Des Émiriennes au front - Kyra Dupont Journaliste basée aux Émirats Arabes Unis

Le major Mariam Al Mansouri, 35 ans, pilote de F-16, dirige les attaques aériennes des Emirats arabes unis contre l'état islamique depuis un mois. Hautement qualifiée, ultra diplômée, elle est prête au combat. À l'image de tant d'autres de ses compatriotes, elle est à sa façon l'ambassadrice d'un autre modèle de développement pour les femmes des pays arabo-musulmans. Dans ce contexte de guerre contre l'obscurantisme et la barbarie de daesh, où les femmes sont les premières victimes de la brutalité de ses partisans, les Emiriennes sont un exemple d'autant plus prégnant d'alternative possible. Depuis la création de leur pays en 1971, leurs dirigeants leur ont donné la possibilité de se hisser au sommet de l'Etat, dans les conseils d'administration de grandes entreprises et à se rendre indispensables.


La présence du major Mariam Al Mansouri et son engagement contre le fanatisme à ses frontières témoigne du fait que les Emiriennes sur le devant de la scène ne peuvent plus être vues comme une opération marketing de Dubaï, se complaisant régulièrement dans les superlatifs, mais une tendance réelle à l'autonomisation des femmes aux Emirats arabes unis. Force est de constater qu'elles peuvent tout à la fois incarner les valeurs traditionnelles de l'Islam, préserver l'ordre social et être actives dans tous les secteurs, y compris les plus connotés au niveau du genre, comme l'armée. Institution fondamentale dont le but est la procréation, au cœur de la transmission des valeurs, les femmes des Emirats arabes unis n'en sont pas moins des agents de la modernisation par excellence.


Car oui, c'est à peine croyable, mais en moins de 50 ans, ces femmes ont bel et bien été parachutées du Moyen Âge à l'ultra modernité, d'une vie de village à la globalisation. Prises en étau entre wahhabisme saoudien et chiisme iranien, elles sont devenues ministres, députées, femmes d'affaires, ingénieures, médecins, juges, avocates, officiers de police et..., comme en témoigne Mariam Al Mansouri, pilotes dans l'armée de l'air. Leurs grand-mères ont été élevées sans eau courante, ni électricité. Elles se verraient volontiers à la conquête de l'espace.

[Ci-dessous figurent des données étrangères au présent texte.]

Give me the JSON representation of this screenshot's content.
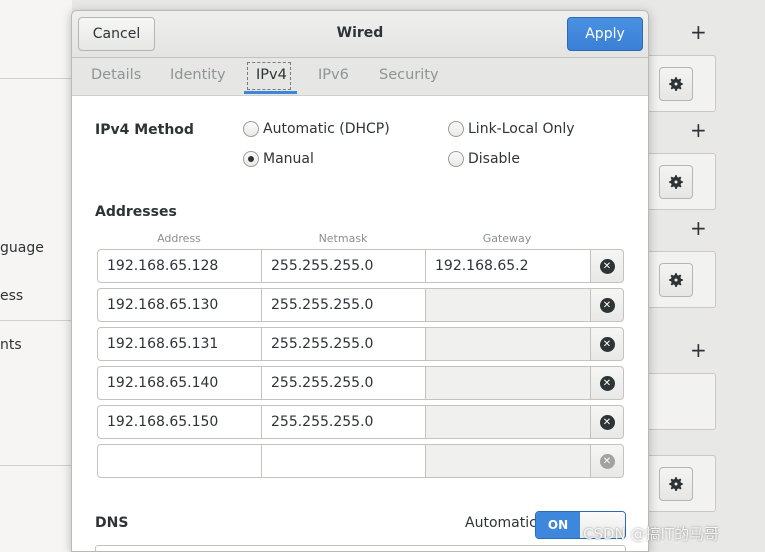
{
  "background": {
    "left_labels": [
      "guage",
      "ess",
      "nts"
    ]
  },
  "dialog": {
    "title": "Wired",
    "cancel_label": "Cancel",
    "apply_label": "Apply",
    "tabs": [
      {
        "label": "Details",
        "active": false
      },
      {
        "label": "Identity",
        "active": false
      },
      {
        "label": "IPv4",
        "active": true
      },
      {
        "label": "IPv6",
        "active": false
      },
      {
        "label": "Security",
        "active": false
      }
    ],
    "ipv4_method": {
      "label": "IPv4 Method",
      "options": [
        {
          "label": "Automatic (DHCP)",
          "checked": false
        },
        {
          "label": "Link-Local Only",
          "checked": false
        },
        {
          "label": "Manual",
          "checked": true
        },
        {
          "label": "Disable",
          "checked": false
        }
      ]
    },
    "addresses": {
      "label": "Addresses",
      "columns": [
        "Address",
        "Netmask",
        "Gateway"
      ],
      "rows": [
        {
          "address": "192.168.65.128",
          "netmask": "255.255.255.0",
          "gateway": "192.168.65.2"
        },
        {
          "address": "192.168.65.130",
          "netmask": "255.255.255.0",
          "gateway": ""
        },
        {
          "address": "192.168.65.131",
          "netmask": "255.255.255.0",
          "gateway": ""
        },
        {
          "address": "192.168.65.140",
          "netmask": "255.255.255.0",
          "gateway": ""
        },
        {
          "address": "192.168.65.150",
          "netmask": "255.255.255.0",
          "gateway": ""
        },
        {
          "address": "",
          "netmask": "",
          "gateway": ""
        }
      ]
    },
    "dns": {
      "label": "DNS",
      "automatic_label": "Automatic",
      "toggle_state": "ON"
    }
  },
  "watermark": "CSDN @搞IT的马哥",
  "colors": {
    "accent": "#3d87dc",
    "apply_button": "#4a90e2"
  },
  "icons": [
    "gear-icon",
    "plus-icon",
    "clear-icon"
  ]
}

Elevées à penser qu'elles devaient se sacrifier, les Emiriennes en ont fait du chemin avant de réussir à s'imposer dans un monde d'hommes issus d'une société patriarcale, bédouine et musulmane. Il leur en a fallu du courage pour imposer leurs idées dans une société où leurs pères, leurs frères, leurs maris ou leurs oncles se complaisaient dans leur bon droit à régir leur existence. Et pourtant, les voilà, au front, en première ligne. Un modèle pour toutes les femmes du monde qui souffrent du simple fait d'être des femmes. Sans jamais se déclarer féministes, sans jamais se heurter frontalement aux éléments les plus conservateurs de leur société, mais harmonieusement, au sein d'une culture où toujours prime la consultation, elles avancent dignement et font émerger dans la sphère publique des débats sur leurs droits, intègrent peu à peu les processus de décision, l'appareil législatif.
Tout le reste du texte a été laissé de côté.